Part of the problem is that we really only have a rough sketch of how phytoplankton communities work, what makes them grow and what makes them stash. Iron is, after all, only one of several nutrients that algae are way into; phosphorus and nitrogen are recognized as the two leaders, with iron in third. A 2012 report suggested that we need to pay more attention to regular old vitamins as we map out the species networks in these algae communities, citing one study finding evidence that vitamin B12 is one missing piece and whose introduction might more properly spur on phytoplankton photosynthesis and, thus, carbon retrieval. Mostly though, we just don't know enough.

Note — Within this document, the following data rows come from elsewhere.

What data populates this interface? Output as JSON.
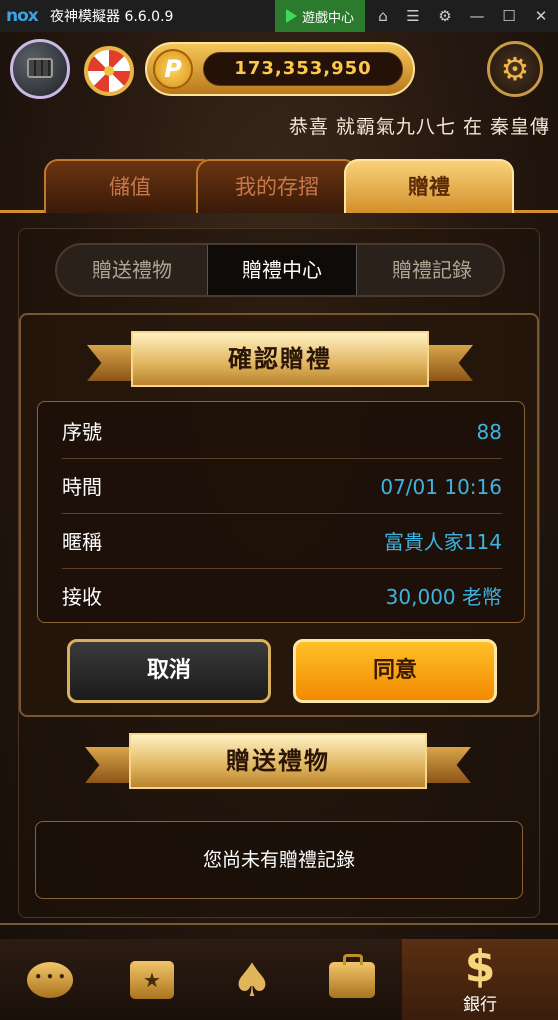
{
  "window": {
    "logo": "nox",
    "title": "夜神模擬器 6.6.0.9",
    "game_center": "遊戲中心"
  },
  "header": {
    "coins": "173,353,950",
    "coin_symbol": "P",
    "marquee": "恭喜 就霸氣九八七 在 秦皇傳"
  },
  "tabs": [
    {
      "label": "儲值",
      "active": false
    },
    {
      "label": "我的存摺",
      "active": false
    },
    {
      "label": "贈禮",
      "active": true
    }
  ],
  "subtabs": [
    {
      "label": "贈送禮物",
      "active": false
    },
    {
      "label": "贈禮中心",
      "active": true
    },
    {
      "label": "贈禮記錄",
      "active": false
    }
  ],
  "confirm": {
    "title": "確認贈禮",
    "rows": [
      {
        "label": "序號",
        "value": "88"
      },
      {
        "label": "時間",
        "value": "07/01 10:16"
      },
      {
        "label": "暱稱",
        "value": "富貴人家114"
      },
      {
        "label": "接收",
        "value": "30,000 老幣"
      }
    ],
    "cancel_label": "取消",
    "ok_label": "同意"
  },
  "gifts": {
    "title": "贈送禮物",
    "empty_text": "您尚未有贈禮記錄"
  },
  "nav": {
    "items": [
      {
        "icon": "chat-icon"
      },
      {
        "icon": "calendar-icon"
      },
      {
        "icon": "spade-icon"
      },
      {
        "icon": "briefcase-icon"
      },
      {
        "icon": "dollar-icon",
        "label": "銀行",
        "active": true
      }
    ]
  },
  "colors": {
    "accent_gold": "#d38f2b",
    "value_blue": "#3fb3e0",
    "ok_orange": "#f28a00"
  }
}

One thing about geoengineering is that it's difficult to really get good data on its proposed methods. The goal of things like iron fertilization is to make simple (relatively), single (or limited) changes in a vast and complex system, hoping for an aggregate effect. So, how do you test geoengineering without, you know, doing geoengineering?
It seems that in the case of our melting ice sheets, we don't have much of a choice. The iron is being introduced and there's not much we can do about it, at least within the sort of timescale that might prevent it. In that case, we have an experiment on our hands, like it or not. And that experiment puts George's to shame: the UK team estimates a flux of 400,000 and 2,500,000 tons of iron per year being released from Greenland's glaciers and between 60,000 and 100,000 ton per year from Antarctica's.
"Of course, the iron release from ice sheet will be localised to the polar regions around the ice sheets," said Hawkins, "so the importance of glacial iron there will be significantly higher. Researchers have already noted that glacial meltwater run-off is associated with large phytoplankton blooms … this may help to explain why."
Hawkins and his team gathered data from Greenland's Leverett Glacier, spending the summer of 2012 gathering its meltwater and sending it back to England for analysis. The next tasks are manifold: quantifying the global climate significance, determining the precise bioavailability of the iron species being released, collating the Greenland results with observations from other glaciers, and, finally, figuring out what effect this is likely to have on phytoplankton community growth. We know there will be blooms, but with just iron being added to the sea, will those blooms be nearly as big (and helpful) as we might imagine?